Con "La rivoluzione delle donne" Paola Turci e Gino Castaldo tornano insieme sul palco dopo il successo del tour "Il tempo dei Giganti". Questa volta, al centro dello spettacolo ci sono le grandi protagoniste della musica italiana: artiste che attraverso scelte musicali coraggiose, ribelli e anticonformiste, hanno anticipato l'emancipazione femminile e lasciato un segno profondo nella cultura musicale del nostro Paese. Un omaggio a figure iconiche come Mina, Ornella Vanoni, Milva, Patty Pravo, Caterina Caselli, Mia Martini, Loredana Bertè, Alice e molte altre in un racconto che si snoda tra parole, video d'epoca e intense interpretazioni live, celebrando la loro forza, libertà e bellezza.
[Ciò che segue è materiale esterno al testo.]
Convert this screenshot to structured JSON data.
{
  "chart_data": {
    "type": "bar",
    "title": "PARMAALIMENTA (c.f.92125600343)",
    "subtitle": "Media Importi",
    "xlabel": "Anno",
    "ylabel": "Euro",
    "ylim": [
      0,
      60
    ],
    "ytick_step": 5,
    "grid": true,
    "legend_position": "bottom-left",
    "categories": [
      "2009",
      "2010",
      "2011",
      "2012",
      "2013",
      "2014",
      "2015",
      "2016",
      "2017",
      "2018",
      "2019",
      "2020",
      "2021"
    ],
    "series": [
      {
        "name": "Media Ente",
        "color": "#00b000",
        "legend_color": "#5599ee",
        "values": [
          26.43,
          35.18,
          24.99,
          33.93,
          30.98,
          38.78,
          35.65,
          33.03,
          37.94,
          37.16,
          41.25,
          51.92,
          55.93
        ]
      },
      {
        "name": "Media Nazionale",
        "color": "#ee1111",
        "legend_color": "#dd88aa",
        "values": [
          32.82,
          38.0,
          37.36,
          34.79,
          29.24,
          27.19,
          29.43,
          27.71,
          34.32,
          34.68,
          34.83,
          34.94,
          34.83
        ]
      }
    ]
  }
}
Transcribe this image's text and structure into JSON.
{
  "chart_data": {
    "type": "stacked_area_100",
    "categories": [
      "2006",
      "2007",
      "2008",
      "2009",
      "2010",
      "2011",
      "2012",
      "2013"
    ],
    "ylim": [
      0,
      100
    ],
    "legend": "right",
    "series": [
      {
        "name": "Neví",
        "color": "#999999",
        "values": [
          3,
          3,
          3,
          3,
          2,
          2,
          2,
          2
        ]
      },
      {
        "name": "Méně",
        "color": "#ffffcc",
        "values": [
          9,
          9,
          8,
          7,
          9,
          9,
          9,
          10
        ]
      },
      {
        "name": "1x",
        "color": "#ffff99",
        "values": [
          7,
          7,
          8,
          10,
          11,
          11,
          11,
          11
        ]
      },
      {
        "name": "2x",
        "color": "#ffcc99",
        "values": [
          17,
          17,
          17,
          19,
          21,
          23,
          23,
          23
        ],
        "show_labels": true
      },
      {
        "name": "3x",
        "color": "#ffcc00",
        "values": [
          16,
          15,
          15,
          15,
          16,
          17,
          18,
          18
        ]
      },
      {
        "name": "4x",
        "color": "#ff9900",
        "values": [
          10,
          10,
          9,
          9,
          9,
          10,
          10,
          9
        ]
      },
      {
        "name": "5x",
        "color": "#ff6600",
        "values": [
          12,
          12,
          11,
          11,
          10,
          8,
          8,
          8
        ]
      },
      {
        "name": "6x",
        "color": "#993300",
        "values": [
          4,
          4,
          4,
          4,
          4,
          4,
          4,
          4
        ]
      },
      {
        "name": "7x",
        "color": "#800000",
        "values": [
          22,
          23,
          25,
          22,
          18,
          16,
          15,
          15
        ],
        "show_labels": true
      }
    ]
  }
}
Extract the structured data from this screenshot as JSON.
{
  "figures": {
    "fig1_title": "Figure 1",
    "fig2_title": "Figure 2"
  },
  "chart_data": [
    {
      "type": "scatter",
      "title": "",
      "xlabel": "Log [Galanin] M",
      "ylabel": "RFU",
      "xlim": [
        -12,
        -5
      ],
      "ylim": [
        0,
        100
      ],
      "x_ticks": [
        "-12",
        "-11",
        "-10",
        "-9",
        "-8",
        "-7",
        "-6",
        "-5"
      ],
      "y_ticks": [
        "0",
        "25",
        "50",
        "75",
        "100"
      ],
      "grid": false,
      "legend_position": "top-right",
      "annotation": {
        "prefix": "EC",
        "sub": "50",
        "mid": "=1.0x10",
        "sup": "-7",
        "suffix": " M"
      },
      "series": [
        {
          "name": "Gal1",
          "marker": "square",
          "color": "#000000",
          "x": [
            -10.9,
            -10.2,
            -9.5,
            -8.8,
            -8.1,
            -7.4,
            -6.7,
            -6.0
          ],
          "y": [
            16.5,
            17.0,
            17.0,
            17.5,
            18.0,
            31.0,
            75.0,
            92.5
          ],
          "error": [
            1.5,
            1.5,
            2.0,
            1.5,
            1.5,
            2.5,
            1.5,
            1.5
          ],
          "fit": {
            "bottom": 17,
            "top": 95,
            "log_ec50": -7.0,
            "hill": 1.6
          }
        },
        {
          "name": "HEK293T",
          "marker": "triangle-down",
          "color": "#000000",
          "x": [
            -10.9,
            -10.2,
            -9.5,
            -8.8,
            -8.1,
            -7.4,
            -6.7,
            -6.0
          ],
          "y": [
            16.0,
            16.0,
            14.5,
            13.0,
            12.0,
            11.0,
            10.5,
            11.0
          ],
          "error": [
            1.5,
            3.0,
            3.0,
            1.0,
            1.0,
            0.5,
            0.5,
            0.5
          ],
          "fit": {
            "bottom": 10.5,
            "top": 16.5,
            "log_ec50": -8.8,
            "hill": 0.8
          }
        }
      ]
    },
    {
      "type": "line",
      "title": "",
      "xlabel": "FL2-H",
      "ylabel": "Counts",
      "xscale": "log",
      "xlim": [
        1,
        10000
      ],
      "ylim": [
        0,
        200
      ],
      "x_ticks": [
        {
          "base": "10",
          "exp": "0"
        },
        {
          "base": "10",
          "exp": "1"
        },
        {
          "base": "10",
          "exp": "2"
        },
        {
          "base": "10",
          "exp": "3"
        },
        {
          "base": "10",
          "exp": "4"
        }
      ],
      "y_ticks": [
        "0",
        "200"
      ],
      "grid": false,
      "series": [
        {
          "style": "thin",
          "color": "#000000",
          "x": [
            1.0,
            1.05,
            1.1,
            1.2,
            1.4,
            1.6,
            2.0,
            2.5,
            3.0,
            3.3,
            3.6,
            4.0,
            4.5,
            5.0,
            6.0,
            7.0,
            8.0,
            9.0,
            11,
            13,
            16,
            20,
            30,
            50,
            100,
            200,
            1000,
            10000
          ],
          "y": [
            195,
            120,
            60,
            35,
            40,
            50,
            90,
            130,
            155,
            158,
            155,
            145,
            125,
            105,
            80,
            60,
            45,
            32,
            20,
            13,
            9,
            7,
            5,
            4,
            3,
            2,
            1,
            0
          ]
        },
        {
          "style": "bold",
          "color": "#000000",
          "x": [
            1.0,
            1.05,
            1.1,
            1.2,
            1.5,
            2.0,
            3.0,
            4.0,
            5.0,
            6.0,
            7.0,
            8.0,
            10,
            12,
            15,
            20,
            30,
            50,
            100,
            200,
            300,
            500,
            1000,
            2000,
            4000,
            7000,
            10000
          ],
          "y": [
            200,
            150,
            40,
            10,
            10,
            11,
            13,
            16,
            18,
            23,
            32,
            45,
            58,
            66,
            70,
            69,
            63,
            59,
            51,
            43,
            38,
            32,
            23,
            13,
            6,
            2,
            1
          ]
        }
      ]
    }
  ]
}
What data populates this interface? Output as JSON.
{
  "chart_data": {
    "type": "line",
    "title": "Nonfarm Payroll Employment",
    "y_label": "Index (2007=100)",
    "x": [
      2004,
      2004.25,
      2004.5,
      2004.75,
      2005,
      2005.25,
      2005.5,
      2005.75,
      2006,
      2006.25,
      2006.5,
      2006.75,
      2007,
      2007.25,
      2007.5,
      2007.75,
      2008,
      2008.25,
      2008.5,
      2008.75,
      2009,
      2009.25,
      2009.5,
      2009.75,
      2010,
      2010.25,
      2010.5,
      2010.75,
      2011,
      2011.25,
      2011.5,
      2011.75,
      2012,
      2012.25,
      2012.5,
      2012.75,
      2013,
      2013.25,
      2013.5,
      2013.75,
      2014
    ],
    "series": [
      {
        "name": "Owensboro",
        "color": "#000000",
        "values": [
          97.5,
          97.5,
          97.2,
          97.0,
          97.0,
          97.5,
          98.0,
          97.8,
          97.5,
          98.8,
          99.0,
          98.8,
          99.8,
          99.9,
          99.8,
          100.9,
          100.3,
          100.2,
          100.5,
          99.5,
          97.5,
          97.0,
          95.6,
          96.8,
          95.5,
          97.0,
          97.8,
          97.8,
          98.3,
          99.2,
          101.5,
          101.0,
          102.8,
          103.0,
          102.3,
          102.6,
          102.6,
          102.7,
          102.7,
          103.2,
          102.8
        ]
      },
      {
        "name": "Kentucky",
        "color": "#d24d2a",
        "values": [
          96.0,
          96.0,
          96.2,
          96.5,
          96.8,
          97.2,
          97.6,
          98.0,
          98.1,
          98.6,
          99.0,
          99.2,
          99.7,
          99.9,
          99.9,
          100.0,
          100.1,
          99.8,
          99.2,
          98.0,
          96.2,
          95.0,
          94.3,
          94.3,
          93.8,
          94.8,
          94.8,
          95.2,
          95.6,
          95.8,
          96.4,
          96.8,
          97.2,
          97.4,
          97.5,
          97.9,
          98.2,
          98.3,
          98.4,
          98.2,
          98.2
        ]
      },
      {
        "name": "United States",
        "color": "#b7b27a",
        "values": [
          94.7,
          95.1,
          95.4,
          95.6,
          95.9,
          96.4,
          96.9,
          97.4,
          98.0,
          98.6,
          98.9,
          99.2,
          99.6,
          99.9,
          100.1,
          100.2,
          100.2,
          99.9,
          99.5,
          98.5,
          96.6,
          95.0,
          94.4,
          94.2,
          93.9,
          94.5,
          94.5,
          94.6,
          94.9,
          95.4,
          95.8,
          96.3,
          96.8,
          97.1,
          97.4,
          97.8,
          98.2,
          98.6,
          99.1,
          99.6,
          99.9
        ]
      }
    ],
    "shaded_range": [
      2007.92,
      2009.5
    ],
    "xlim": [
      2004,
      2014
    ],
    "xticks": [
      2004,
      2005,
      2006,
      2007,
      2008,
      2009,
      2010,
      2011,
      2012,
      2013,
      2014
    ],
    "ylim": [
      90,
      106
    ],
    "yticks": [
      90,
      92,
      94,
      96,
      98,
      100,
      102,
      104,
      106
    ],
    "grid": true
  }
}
Di tutt'altro genere l'appuntamento della sera dopo (9 agosto) con Jacopo Cullin, ancora una volta sul palcoscenico di Rocce Rosse Blues con "È inutile a dire!”, spettacolo capace di sbancare i botteghini nei teatri più importanti d'Italia e della Sardegna. L'attore e regista cagliaritano come di consueto, sarà affiancato dall'amico e collaudata spalla Gabriele Cossu. Ad arricchire lo spettacolo, le musiche dal vivo del trio guidato da Matteo Gallus al violino, con Riccardo Sanna alla fisarmonica e Andrea Lai al contrabbasso. In “È inutile a dire!”, Cullin sceglie di affrontare, con l'arma della sottile ironia e della comicità raffinata che lo caratterizza, le complesse dinamiche relazionali della contemporaneità. Lo spettacolo si propone come uno sguardo lucido e disincantato sui disagi e le fragilità che segnano la società odierna, sempre più segnata dalla precarietà affettiva e da un persistente senso di smarrimento esistenziale.
Il trentacinquesimo festival Rocce Rosse Blues è organizzato dall'omonima associazione culturale con il contributo dell'Assessorato del Turismo, Artigianato e Commercio e dell'Assessorato della Pubblica Istruzione, Beni Culturali, Informazione, Spettacolo e Sport della Regione Autonoma della Sardegna, della Fondazione di Sardegna e del Comune di Lanusei.